1. An apparatus, comprising a first wireless communications device, the first device to: receive a transmission from a second wireless communications device, the transmission comprising a first value for a receive channel power indicator (RCPI) and a second value for a receive signal to noise indicator (RSNI); measure an actual RCPI value for a signal of the received transmission; measure an actual RSNI value for the signal of the received transmission; reply to the received transmission if the actual RCPI value is greater than the first value and the actual RSNI value is greater than the second value; and not reply to the received transmission if the actual RCPI value is less than the first value or the actual RSNI value is less than the second value.

2. The apparatus of claim 1, wherein the first value and the second value are to be included in an information element in the transmission.

3. The apparatus of claim 2, wherein the received transmission is to include a beacon containing the information element.

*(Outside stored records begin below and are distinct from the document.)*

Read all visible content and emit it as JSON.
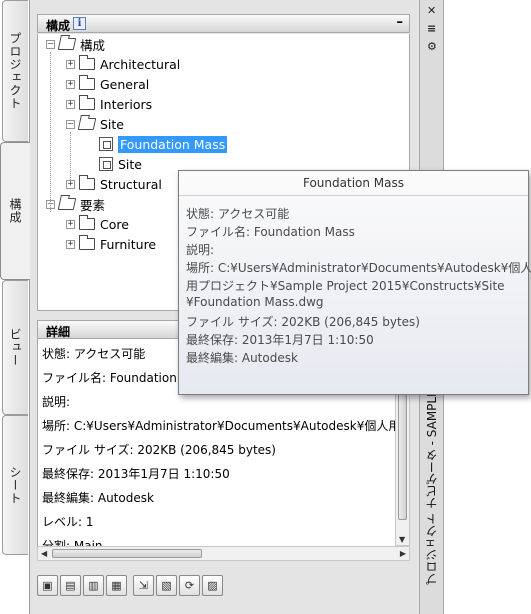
{
  "left_tabs": [
    {
      "label": "プロジェクト"
    },
    {
      "label": "構成"
    },
    {
      "label": "ビュー"
    },
    {
      "label": "シート"
    }
  ],
  "tree_panel": {
    "title": "構成",
    "info_icon": "i",
    "collapse": "–"
  },
  "tree": [
    {
      "label": "構成",
      "indent": 0,
      "expander": "–",
      "icon": "folder-open-icon"
    },
    {
      "label": "Architectural",
      "indent": 1,
      "expander": "+",
      "icon": "folder-icon"
    },
    {
      "label": "General",
      "indent": 1,
      "expander": "+",
      "icon": "folder-icon"
    },
    {
      "label": "Interiors",
      "indent": 1,
      "expander": "+",
      "icon": "folder-icon"
    },
    {
      "label": "Site",
      "indent": 1,
      "expander": "–",
      "icon": "folder-open-icon"
    },
    {
      "label": "Foundation Mass",
      "indent": 2,
      "expander": "",
      "icon": "drawing-icon",
      "selected": true
    },
    {
      "label": "Site",
      "indent": 2,
      "expander": "",
      "icon": "drawing-icon"
    },
    {
      "label": "Structural",
      "indent": 1,
      "expander": "+",
      "icon": "folder-icon"
    },
    {
      "label": "要素",
      "indent": 0,
      "expander": "–",
      "icon": "folder-open-icon"
    },
    {
      "label": "Core",
      "indent": 1,
      "expander": "+",
      "icon": "folder-icon"
    },
    {
      "label": "Furniture",
      "indent": 1,
      "expander": "+",
      "icon": "folder-icon"
    }
  ],
  "detail_panel": {
    "title": "詳細",
    "lines": [
      "状態: アクセス可能",
      "ファイル名: Foundation",
      "説明:",
      "場所: C:¥Users¥Administrator¥Documents¥Autodesk¥個人用プ",
      "ファイル サイズ: 202KB (206,845 bytes)",
      "最終保存: 2013年1月7日  1:10:50",
      "最終編集: Autodesk",
      "レベル: 1",
      "分割: Main"
    ]
  },
  "tooltip": {
    "title": "Foundation Mass",
    "lines": [
      "状態: アクセス可能",
      "ファイル名: Foundation Mass",
      "説明:",
      "場所: C:¥Users¥Administrator¥Documents¥Autodesk¥個人",
      "用プロジェクト¥Sample Project 2015¥Constructs¥Site",
      "¥Foundation Mass.dwg",
      "ファイル サイズ: 202KB (206,845 bytes)",
      "最終保存: 2013年1月7日  1:10:50",
      "最終編集: Autodesk"
    ]
  },
  "right_strip": {
    "close": "✕",
    "pin": "≡",
    "settings": "⚙",
    "title": "プロジェクト ナビゲータ - SAMPLE"
  },
  "toolbar": [
    {
      "name": "add-component-button",
      "glyph": "▣"
    },
    {
      "name": "add-element-button",
      "glyph": "▤"
    },
    {
      "name": "add-construct-button",
      "glyph": "▥"
    },
    {
      "name": "open-button",
      "glyph": "▦"
    },
    {
      "name": "select-button",
      "glyph": "⇲"
    },
    {
      "name": "properties-button",
      "glyph": "▧"
    },
    {
      "name": "refresh-button",
      "glyph": "⟳"
    },
    {
      "name": "repath-button",
      "glyph": "▨"
    }
  ]
}
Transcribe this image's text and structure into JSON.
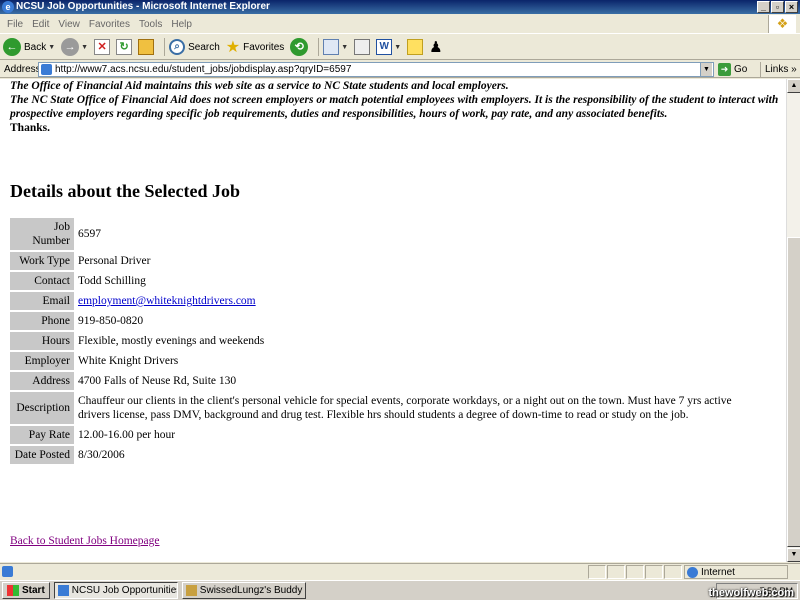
{
  "window": {
    "title": "NCSU Job Opportunities - Microsoft Internet Explorer",
    "buttons": [
      "_",
      "ř",
      "X"
    ]
  },
  "menu": [
    "File",
    "Edit",
    "View",
    "Favorites",
    "Tools",
    "Help"
  ],
  "toolbar": {
    "back_label": "Back",
    "search_label": "Search",
    "favorites_label": "Favorites"
  },
  "address": {
    "label": "Address",
    "url": "http://www7.acs.ncsu.edu/student_jobs/jobdisplay.asp?qryID=6597",
    "go_label": "Go",
    "links_label": "Links"
  },
  "notice": {
    "line1": "The Office of Financial Aid maintains this web site as a service to NC State students and local employers.",
    "line2": "The NC State Office of Financial Aid does not screen employers or match potential employees with employers. It is the responsibility of the student to interact with prospective employers regarding specific job requirements, duties and responsibilities, hours of work, pay rate, and any associated benefits.",
    "thanks": "Thanks."
  },
  "details_heading": "Details about the Selected Job",
  "job": [
    {
      "label": "Job Number",
      "value": "6597"
    },
    {
      "label": "Work Type",
      "value": "Personal Driver"
    },
    {
      "label": "Contact",
      "value": "Todd Schilling"
    },
    {
      "label": "Email",
      "value": "employment@whiteknightdrivers.com",
      "link": true
    },
    {
      "label": "Phone",
      "value": "919-850-0820"
    },
    {
      "label": "Hours",
      "value": "Flexible, mostly evenings and weekends"
    },
    {
      "label": "Employer",
      "value": "White Knight Drivers"
    },
    {
      "label": "Address",
      "value": "4700 Falls of Neuse Rd, Suite 130"
    },
    {
      "label": "Description",
      "value": "Chauffeur our clients in the client's personal vehicle for special events, corporate workdays, or a night out on the town. Must have 7 yrs active drivers license, pass DMV, background and drug test. Flexible hrs should students a degree of down-time to read or study on the job."
    },
    {
      "label": "Pay Rate",
      "value": "12.00-16.00 per hour"
    },
    {
      "label": "Date Posted",
      "value": "8/30/2006"
    }
  ],
  "back_link": "Back to Student Jobs Homepage",
  "status": {
    "zone": "Internet"
  },
  "taskbar": {
    "start": "Start",
    "tasks": [
      "NCSU Job Opportunities ...",
      "SwissedLungz's Buddy Li..."
    ],
    "clock": "7:58 PM"
  },
  "watermark": "thewolfweb.com",
  "colors": {
    "label_bg": "#c8c8c8",
    "link": "#0000cc",
    "visited_link": "#800080",
    "titlebar": "#0a246a"
  }
}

4. The apparatus of claim 2, wherein the received transmission is to include a probe request containing the information element.

5. The apparatus of claim 2, wherein the received transmission is to include an action frame containing the information element.

6. The apparatus of claim 1, wherein the apparatus comprises a network controller for communicating in a wireless network.

7. The apparatus of claim 1, wherein the apparatus comprises a mobile station for communicating in a wireless network.

8. The apparatus of claim 1, wherein the first wireless communications device includes a battery to provide operational power to the wireless communications device.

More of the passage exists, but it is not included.